Op 28 oktober 1819 neemt de Commissie van Toevoorzigt voor de eerste keer besluiten over het gevoerde beleid; er wordt meteen een boekje van gemaakt

De Commissie van Toevoorzigt is 6 augustus 1819 voor het allereerst bijeen gekomen en heeft toen twee onderzoekscommissie benoemd. Die brengen verslag uit op de bijeenkomst van 28 oktober 1819.

Het verslag daarvan staat in de Star van november 1819, pagina 899. Over het bezoek aan Frederiksoord wordt verhaald op pagina 192-194 van De proefkolonie.
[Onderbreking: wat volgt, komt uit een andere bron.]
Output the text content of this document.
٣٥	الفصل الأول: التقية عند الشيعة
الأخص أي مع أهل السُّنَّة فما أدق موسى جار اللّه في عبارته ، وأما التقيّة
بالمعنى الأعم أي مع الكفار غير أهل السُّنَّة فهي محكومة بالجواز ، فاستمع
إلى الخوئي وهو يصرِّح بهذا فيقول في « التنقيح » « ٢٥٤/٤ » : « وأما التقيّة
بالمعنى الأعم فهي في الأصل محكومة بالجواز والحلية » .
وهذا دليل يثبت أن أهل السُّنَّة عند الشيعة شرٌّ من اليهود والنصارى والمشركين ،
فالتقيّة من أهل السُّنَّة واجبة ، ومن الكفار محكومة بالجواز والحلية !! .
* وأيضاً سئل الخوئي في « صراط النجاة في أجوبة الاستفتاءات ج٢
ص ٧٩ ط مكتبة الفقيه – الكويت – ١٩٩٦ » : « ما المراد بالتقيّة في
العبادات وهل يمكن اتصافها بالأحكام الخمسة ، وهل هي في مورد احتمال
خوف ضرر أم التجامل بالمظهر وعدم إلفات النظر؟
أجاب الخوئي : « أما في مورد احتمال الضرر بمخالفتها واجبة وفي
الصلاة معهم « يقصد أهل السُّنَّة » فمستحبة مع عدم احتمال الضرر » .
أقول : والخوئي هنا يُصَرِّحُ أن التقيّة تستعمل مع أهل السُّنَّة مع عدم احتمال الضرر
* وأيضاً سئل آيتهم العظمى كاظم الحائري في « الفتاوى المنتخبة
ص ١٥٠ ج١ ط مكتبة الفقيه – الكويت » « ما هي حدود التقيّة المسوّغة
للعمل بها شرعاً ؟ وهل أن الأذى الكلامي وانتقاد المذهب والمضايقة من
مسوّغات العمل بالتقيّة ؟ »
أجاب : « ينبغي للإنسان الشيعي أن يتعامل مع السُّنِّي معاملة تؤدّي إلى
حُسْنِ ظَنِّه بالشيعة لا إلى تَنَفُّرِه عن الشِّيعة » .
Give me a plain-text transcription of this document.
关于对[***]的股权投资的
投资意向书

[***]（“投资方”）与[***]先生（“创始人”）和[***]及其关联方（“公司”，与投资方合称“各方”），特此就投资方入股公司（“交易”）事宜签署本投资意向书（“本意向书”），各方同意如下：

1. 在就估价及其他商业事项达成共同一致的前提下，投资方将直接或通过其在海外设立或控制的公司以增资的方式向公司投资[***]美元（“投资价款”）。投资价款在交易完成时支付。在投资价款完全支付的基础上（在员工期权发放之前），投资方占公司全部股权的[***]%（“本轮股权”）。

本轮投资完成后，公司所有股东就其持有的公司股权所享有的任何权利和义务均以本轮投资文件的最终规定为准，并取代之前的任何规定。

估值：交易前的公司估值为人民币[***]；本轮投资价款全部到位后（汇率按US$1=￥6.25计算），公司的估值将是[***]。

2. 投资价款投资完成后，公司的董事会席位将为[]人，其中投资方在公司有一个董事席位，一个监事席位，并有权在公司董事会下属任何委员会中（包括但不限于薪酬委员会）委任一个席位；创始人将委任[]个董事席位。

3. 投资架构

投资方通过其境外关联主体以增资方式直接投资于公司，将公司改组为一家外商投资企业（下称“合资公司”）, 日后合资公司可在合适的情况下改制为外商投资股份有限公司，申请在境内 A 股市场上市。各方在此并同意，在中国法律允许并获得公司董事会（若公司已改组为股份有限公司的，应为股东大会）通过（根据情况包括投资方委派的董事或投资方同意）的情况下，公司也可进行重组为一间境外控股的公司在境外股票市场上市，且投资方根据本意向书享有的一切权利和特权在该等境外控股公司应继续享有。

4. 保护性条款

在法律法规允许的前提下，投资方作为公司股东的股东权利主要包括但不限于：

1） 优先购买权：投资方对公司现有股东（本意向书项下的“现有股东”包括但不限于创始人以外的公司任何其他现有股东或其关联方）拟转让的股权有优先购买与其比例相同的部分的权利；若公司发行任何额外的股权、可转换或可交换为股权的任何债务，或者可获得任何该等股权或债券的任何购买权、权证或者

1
In de Staatscourant van donderdag 11 november 1819 schrijft men dat het verslag in boekvorm zal worden uitgebracht:


's Gravenhage, den 11 november.

Men verneemt, dat, binnen weinige dagen, bij den boekhandelaar J. van der Heij, te Am­sterdam, en zijne correspondenten, staat te worden uitgegeven een stukje, getiteld: Be­sluit, met de rapporten, ter tweede vergade­ring der Commissie van Toevoorzigt, op den 28sten october 1819, uitgebragt, zoo nopens den staat der kolonie Frederiksoord, als we­gens de financiële verantwoording der Per­manente Commissie, over het eerste jaar, tot den 1sten april 1819.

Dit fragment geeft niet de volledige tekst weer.